Photo credit: IOM/Amanda Nero
I grew up in Pedra Corrida, Brazil, a miserable place. As we were very poor and did not have enough food for everyone, my parents “borrowed” us to other people. We would work in people’s houses in exchange for food. Despite our efforts, four of my mother’s 16 children died of hunger.
Once, my father sent my sister and me to a neighbour. We had to clean his house while his wife was away. He asked me to get something in the room, then he closed the door and told me to go to the bed. I started to cry and scream. I was only eight. Fortunately, my sister and I managed to run away. After that I did not talk to my father for 10 years. Parents should protect their children and not put them in situations of risk.

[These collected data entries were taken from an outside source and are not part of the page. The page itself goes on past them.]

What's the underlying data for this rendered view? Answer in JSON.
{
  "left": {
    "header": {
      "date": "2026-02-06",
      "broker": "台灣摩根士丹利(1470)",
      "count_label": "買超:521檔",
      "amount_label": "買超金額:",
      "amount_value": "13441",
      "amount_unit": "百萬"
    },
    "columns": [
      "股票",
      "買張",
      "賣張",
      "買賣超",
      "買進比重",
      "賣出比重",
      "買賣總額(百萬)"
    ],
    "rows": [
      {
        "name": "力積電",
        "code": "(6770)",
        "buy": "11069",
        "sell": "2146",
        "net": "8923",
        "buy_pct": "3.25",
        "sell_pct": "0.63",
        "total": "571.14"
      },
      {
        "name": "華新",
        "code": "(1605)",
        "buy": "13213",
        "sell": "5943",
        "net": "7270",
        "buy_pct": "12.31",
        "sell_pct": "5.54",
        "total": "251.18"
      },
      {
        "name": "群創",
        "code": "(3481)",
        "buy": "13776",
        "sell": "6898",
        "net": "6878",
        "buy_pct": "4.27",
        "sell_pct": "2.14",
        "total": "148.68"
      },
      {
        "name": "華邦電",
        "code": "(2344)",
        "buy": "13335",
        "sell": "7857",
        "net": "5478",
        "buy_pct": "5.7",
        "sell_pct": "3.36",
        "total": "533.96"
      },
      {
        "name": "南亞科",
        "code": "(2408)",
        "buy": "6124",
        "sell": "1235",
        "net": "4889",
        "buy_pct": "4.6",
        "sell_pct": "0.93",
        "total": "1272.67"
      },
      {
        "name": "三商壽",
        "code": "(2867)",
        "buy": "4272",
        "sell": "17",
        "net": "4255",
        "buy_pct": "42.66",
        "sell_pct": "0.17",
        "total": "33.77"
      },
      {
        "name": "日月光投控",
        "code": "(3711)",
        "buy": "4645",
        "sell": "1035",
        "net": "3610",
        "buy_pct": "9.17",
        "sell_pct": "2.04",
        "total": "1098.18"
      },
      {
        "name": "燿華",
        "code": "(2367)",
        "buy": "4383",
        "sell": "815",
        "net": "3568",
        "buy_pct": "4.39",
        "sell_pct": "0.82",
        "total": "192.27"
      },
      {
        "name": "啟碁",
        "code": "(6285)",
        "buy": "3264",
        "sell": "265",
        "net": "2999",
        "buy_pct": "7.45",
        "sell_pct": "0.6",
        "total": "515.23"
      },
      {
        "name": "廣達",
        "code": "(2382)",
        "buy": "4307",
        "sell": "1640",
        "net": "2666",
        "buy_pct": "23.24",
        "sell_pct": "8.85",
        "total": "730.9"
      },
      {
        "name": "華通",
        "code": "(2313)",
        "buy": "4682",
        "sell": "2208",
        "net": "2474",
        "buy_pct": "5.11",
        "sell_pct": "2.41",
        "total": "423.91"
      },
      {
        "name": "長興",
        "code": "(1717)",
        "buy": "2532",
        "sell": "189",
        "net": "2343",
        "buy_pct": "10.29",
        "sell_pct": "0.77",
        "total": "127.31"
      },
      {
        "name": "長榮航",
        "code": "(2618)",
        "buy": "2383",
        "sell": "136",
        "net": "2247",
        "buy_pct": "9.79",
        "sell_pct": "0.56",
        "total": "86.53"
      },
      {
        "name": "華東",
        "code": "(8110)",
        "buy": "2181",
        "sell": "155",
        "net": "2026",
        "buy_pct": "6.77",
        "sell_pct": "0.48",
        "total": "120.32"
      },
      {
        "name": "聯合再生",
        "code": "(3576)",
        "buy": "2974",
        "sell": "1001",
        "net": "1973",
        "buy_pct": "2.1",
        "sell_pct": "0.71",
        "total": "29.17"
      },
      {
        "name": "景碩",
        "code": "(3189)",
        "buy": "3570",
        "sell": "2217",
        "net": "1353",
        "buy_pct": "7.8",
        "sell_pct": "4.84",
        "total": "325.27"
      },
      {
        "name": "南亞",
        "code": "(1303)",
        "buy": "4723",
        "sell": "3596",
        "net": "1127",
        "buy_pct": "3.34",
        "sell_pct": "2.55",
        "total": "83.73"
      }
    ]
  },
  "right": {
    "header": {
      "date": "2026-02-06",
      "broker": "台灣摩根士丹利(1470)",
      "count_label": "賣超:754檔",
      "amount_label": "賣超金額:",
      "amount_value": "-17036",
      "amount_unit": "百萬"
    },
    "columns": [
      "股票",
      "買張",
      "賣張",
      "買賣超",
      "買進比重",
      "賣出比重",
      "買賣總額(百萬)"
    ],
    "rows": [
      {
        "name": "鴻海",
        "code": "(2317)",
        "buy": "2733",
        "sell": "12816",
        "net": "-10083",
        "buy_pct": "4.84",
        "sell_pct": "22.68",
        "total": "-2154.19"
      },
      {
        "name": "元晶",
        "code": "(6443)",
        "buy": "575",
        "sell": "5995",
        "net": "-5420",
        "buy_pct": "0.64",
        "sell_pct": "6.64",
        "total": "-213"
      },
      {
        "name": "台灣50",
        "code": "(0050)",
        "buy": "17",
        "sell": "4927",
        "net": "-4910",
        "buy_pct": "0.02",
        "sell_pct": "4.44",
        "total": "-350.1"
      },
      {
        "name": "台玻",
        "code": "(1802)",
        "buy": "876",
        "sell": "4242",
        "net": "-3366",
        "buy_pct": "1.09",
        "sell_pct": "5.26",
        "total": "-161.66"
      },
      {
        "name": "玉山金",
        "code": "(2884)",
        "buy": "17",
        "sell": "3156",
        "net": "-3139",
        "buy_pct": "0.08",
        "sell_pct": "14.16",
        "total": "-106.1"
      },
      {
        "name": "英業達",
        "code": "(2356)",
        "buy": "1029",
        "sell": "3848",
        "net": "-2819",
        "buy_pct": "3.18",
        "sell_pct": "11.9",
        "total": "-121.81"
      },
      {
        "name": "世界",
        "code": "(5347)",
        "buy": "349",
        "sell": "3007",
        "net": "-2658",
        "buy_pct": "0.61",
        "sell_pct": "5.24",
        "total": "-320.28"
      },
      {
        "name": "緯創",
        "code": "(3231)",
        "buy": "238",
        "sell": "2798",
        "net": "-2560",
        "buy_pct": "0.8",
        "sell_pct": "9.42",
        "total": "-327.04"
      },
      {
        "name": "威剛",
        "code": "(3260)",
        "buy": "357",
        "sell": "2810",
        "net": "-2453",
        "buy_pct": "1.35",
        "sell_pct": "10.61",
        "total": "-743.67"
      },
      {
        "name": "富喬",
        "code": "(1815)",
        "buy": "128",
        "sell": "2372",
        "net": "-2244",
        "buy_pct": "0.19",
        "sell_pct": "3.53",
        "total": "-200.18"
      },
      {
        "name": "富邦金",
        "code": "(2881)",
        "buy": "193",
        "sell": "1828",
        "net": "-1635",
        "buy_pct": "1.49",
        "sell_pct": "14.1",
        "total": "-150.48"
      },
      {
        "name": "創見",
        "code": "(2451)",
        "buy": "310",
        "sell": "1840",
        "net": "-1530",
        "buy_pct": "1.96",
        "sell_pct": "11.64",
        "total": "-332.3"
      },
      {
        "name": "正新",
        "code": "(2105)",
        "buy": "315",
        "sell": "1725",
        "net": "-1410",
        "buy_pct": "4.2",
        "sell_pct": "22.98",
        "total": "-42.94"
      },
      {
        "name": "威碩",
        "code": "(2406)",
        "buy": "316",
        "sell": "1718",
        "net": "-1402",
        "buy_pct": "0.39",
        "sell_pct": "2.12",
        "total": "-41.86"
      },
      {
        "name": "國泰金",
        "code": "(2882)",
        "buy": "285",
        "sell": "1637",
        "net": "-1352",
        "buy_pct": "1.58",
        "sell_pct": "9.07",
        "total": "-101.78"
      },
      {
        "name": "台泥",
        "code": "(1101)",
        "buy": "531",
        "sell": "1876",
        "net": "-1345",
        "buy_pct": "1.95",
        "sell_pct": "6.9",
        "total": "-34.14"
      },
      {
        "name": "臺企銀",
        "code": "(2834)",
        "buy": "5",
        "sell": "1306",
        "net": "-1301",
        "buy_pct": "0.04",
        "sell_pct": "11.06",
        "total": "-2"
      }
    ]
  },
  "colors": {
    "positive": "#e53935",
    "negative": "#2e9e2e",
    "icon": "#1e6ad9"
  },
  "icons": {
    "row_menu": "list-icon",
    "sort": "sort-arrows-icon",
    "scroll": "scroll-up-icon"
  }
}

Later on my auntie took my sisters Lena, 10, and Nezinha, 11, to work in Belo Horizonte. For a whole year my mother did not hear anything from them. She was always crying. One day she sold a pig to get money to buy a train ticket to go there and look for them. She made announcements on radio and newspaper. First she found Lena, who had been working in a house of a family day and night just like a slave. Later on she found Nezinha. They had tried to force her to work in a brothel, but she ran away and was living on the streets.
Fortunately, we moved to São Paulo. Here there was abundance. Even when we had to beg on the streets in the beginning, we always had food. Later on we found jobs and started to build a new life. Now I work cleaning houses. I have two daughters and one son and they’ve never had to go through the same misery as me. They have never been hungry and have never had to beg. I am happy here.